Vertex replaces Mighty Good Coffee in a glassed-in corner of Campus Realty’s m office-apartment building on the corner. Designed by local Midcentury Modern architect Jim Livingston, it’s one of several stylish low-rise campus-area apartments built by the Campus Realty’s late founder Jack Stegeman–who also developed the Campus Inn and Tower Plaza. Bjurman and Huckabone have underscored the bright windows and stark white walls with dark stained wood shelves and furniture. Huckabone says they’re adding pillows to the window benches “so you don’t have to think about how it looks from the outside to be leaning against the window.”

The fourteen-item wood-tiled menu on the wall evokes a stack of Scrabble racks and features three different techniques of coffee brewing: drip, manual, and “flash chilled.” “Instead of cold brew, it’s another kind of cold coffee,” says Huckabone. “We brew it hot over ice.” The shop also offers a selection of gluten-free pastries from local bakeries, including Tasty Bakery and Why Not Pie. “I’m gluten-free, so it’s kind of partially selfish,” says Huckabone.

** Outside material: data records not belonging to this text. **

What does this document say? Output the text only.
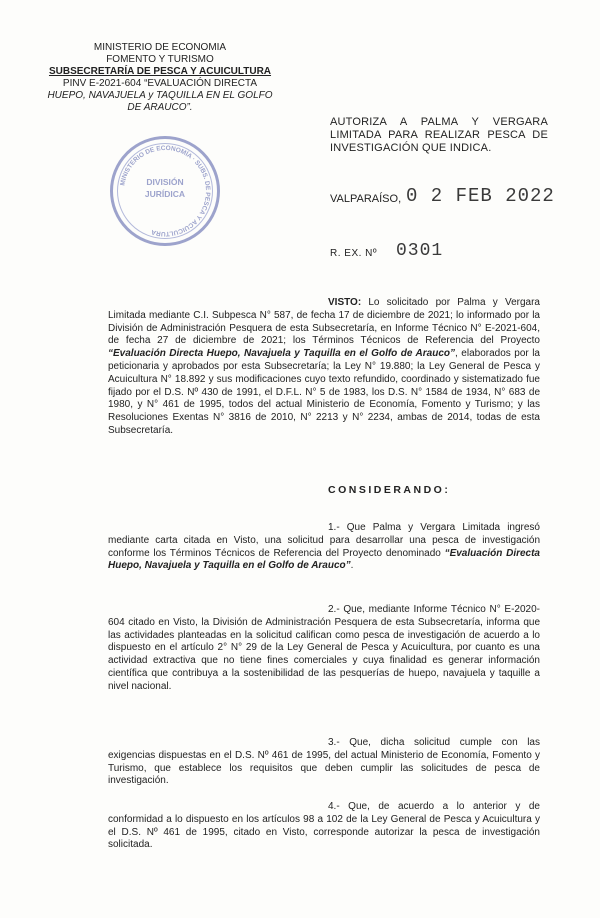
MINISTERIO DE ECONOMIA
FOMENTO Y TURISMO
SUBSECRETARÍA DE PESCA Y ACUICULTURA
PINV E-2021-604 “EVALUACIÓN DIRECTA
HUEPO, NAVAJUELA y TAQUILLA EN EL GOLFO
DE ARAUCO”.
AUTORIZA A PALMA Y VERGARA LIMITADA PARA REALIZAR PESCA DE INVESTIGACIÓN QUE INDICA.
MINISTERIO DE ECONOMÍA · SUBS. DE PESCA Y ACUICULTURA
DIVISIÓN
JURÍDICA	VALPARAÍSO, 0 2 FEB 2022
R. EX. Nº 0301
VISTO: Lo solicitado por Palma y Vergara Limitada mediante C.I. Subpesca N° 587, de fecha 17 de diciembre de 2021; lo informado por la División de Administración Pesquera de esta Subsecretaría, en Informe Técnico N° E-2021-604, de fecha 27 de diciembre de 2021; los Términos Técnicos de Referencia del Proyecto “Evaluación Directa Huepo, Navajuela y Taquilla en el Golfo de Arauco”, elaborados por la peticionaria y aprobados por esta Subsecretaría; la Ley N° 19.880; la Ley General de Pesca y Acuicultura N° 18.892 y sus modificaciones cuyo texto refundido, coordinado y sistematizado fue fijado por el D.S. Nº 430 de 1991, el D.F.L. N° 5 de 1983, los D.S. N° 1584 de 1934, N° 683 de 1980, y N° 461 de 1995, todos del actual Ministerio de Economía, Fomento y Turismo; y las Resoluciones Exentas N° 3816 de 2010, N° 2213 y N° 2234, ambas de 2014, todas de esta Subsecretaría.
CONSIDERANDO:
1.- Que Palma y Vergara Limitada ingresó mediante carta citada en Visto, una solicitud para desarrollar una pesca de investigación conforme los Términos Técnicos de Referencia del Proyecto denominado “Evaluación Directa Huepo, Navajuela y Taquilla en el Golfo de Arauco”.
2.- Que, mediante Informe Técnico N° E-2020-604 citado en Visto, la División de Administración Pesquera de esta Subsecretaría, informa que las actividades planteadas en la solicitud califican como pesca de investigación de acuerdo a lo dispuesto en el artículo 2° N° 29 de la Ley General de Pesca y Acuicultura, por cuanto es una actividad extractiva que no tiene fines comerciales y cuya finalidad es generar información científica que contribuya a la sostenibilidad de las pesquerías de huepo, navajuela y taquille a nivel nacional.
3.- Que, dicha solicitud cumple con las exigencias dispuestas en el D.S. Nº 461 de 1995, del actual Ministerio de Economía, Fomento y Turismo, que establece los requisitos que deben cumplir las solicitudes de pesca de investigación.
4.- Que, de acuerdo a lo anterior y de conformidad a lo dispuesto en los artículos 98 a 102 de la Ley General de Pesca y Acuicultura y el D.S. Nº 461 de 1995, citado en Visto, corresponde autorizar la pesca de investigación solicitada.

While Bjurman had to run Coffee Works A2 from his home base in Milan, Huckabone, a U-M grad, is Vertex’s full-time woman-on-the-ground. Though she taught music in the Ann Arbor Public Schools after graduation, she says, “I always knew I wanted to work in coffee.” A longtime patron of Milan Coffeeworks, she left the schools last June to become Bjurman’s director of coffee education–teaching classes on “coffee basics.”

When Bjurman heard that the Mighty Good Coffee owners were closing their retail shops (Marketplace Changes, May), he suggested that she open her own, but the two decided their working relationship was worth preserving. “He’s just been really supportive of my ideas and wanting to grow and my professional development, and we work well together,” says Huckabone. “So it was pretty easy to say like, oh, the next step would be business partners. We always felt like colleagues.”